石油製品のうち、合成繊維を除いた、形になるもの=成型品を作るもののことをいい、プラスチックとも呼ばれます。
塗料や接着剤などの膜になるものも同じ成分から作られます。
化学的には、モノマー(単量体)という物質が、たくさんつながった形=ポリマー(重合体)となったもので、この状態を高分子ともいいます。
軽い、安い、劣化しない、どんな形のものも作れるという性質から、さまざまな道具や容器、家具などの材料が、それまでの木、ガラス、陶器、金属などから、プラスチックに替わりました。
その転換が起こったのは、石油がエネルギーの主力となった1960年代とほぼ重なります。
プラスチックは、一方で、熱に弱い、破損しやすい、安っぽい、使い捨てを助長し、ゴミの増大と処理を難しくするという欠点も指摘されています。
一口にプラスチックといっても、次のようなさまざまなものがあり、それぞれ化学式や性質が異なります。
◇プラスチックの種類
ポリエチレン、ポリプロピレン、ポリエチレンテレフタレト(PET)、ポリスチレン、ABS樹脂、ポリカーボネート、フェノール樹脂、メラミン樹脂、ユリア樹脂、ポリウレタン、ポリ塩化ビニル、ポリ塩化ビニリデンなど
便利に使われているプラスチックですが、その性質をよく見ると、常識的な理解とはかなり異なることが分かります。
安定しているといいましたが、それは一面にすぎなくて、ひじょうに不安定な物質ということもできます。
ポリマーだけでは、長持ちしません。

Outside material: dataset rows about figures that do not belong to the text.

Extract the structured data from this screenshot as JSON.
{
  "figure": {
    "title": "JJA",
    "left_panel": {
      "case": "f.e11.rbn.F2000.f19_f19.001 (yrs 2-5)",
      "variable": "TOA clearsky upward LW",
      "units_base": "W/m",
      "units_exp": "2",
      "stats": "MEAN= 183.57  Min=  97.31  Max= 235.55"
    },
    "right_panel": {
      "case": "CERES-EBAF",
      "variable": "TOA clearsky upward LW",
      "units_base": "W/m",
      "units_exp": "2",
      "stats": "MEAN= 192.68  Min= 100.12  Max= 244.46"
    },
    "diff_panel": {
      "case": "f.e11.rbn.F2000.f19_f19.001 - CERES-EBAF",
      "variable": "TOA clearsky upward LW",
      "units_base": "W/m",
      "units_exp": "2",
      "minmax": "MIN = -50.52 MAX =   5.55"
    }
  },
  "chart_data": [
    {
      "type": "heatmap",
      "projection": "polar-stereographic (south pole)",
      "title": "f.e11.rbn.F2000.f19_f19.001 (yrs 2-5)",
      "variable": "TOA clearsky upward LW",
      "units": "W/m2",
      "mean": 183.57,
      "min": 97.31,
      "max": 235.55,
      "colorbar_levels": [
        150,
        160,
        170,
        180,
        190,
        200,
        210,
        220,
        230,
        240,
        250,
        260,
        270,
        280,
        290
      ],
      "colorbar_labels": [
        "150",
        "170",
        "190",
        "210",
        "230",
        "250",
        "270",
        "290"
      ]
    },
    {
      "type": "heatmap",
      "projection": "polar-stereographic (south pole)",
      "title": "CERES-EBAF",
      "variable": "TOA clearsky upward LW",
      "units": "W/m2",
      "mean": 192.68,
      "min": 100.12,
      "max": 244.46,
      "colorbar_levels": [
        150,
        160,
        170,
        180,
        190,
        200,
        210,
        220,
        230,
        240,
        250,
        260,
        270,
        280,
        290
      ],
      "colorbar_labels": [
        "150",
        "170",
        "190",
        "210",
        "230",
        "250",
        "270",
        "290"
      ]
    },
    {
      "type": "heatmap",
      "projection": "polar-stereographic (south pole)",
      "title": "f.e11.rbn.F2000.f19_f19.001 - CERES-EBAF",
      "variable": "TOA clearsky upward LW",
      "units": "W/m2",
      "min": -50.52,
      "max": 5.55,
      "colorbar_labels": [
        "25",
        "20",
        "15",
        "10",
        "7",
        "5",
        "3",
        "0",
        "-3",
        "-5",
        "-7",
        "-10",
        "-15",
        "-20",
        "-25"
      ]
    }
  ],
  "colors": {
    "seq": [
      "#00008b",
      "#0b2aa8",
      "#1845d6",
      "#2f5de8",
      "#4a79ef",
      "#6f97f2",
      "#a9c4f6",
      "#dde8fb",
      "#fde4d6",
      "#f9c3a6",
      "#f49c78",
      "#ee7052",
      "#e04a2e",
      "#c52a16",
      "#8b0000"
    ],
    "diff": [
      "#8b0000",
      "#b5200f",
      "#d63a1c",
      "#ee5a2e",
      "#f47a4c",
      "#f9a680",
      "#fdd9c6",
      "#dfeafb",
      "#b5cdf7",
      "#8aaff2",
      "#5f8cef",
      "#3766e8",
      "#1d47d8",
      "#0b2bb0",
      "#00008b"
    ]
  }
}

そのために、安定して形を維持するために、多種類の添加剤の助けが必要です。
プラスチックのもととなるモノマーの多くは有害性があります。
ポリマーになっても、モノマーの一部が残っています。
このモノマーや添加剤は少しずつ製品の外に溶け出していきます。
食べ物に容器のプラスチックの味が移ったりするのはそのためです。
さらに熱や力が加わることでいろいろな物質が揮発します。
添加物の助けを借りてもプラスチックはやがて劣化します。
ボロボロになるものもありますが、そのときでも、もとになるポリマーは安定していて崩れません。
劣化はするけれど、完全に分解することはありません。
細菌に犯されて劣化する場合もあるし、表面が電気を帯びるので汚れがこびりつきやすいという欠点もあります。
◇添加剤の種類
可塑剤、安定剤、帯電防止剤、難燃剤、酸化防止剤、紫外線吸収剤、滑剤など
プラスチックはポリマーと添加剤の複合物です。ですから、プラスチックの有害性というとき、添加剤もふくめて見なければなりません。
添加剤としては、フタル酸エステルや、難燃剤の有害性が問題になっています。
塩化ビニルのように、種類によっては製品の半分以上が添加剤という製品もあります。
環境中で完全に分解するという生分解性プラスチックというものが開発されましたが、価格も高く生産量はごくわずかです。
私たちとしては、別の材質のものを選んで、プラスチックをできる限り使わない、とくに使い捨て用途では使わない、有害性の高い塩化ビニルなどを避け、使うのであれば、構造が比較的単純なポリエチレン、ポリプロピレンのものを選ぶ、といったことに心がけましょう。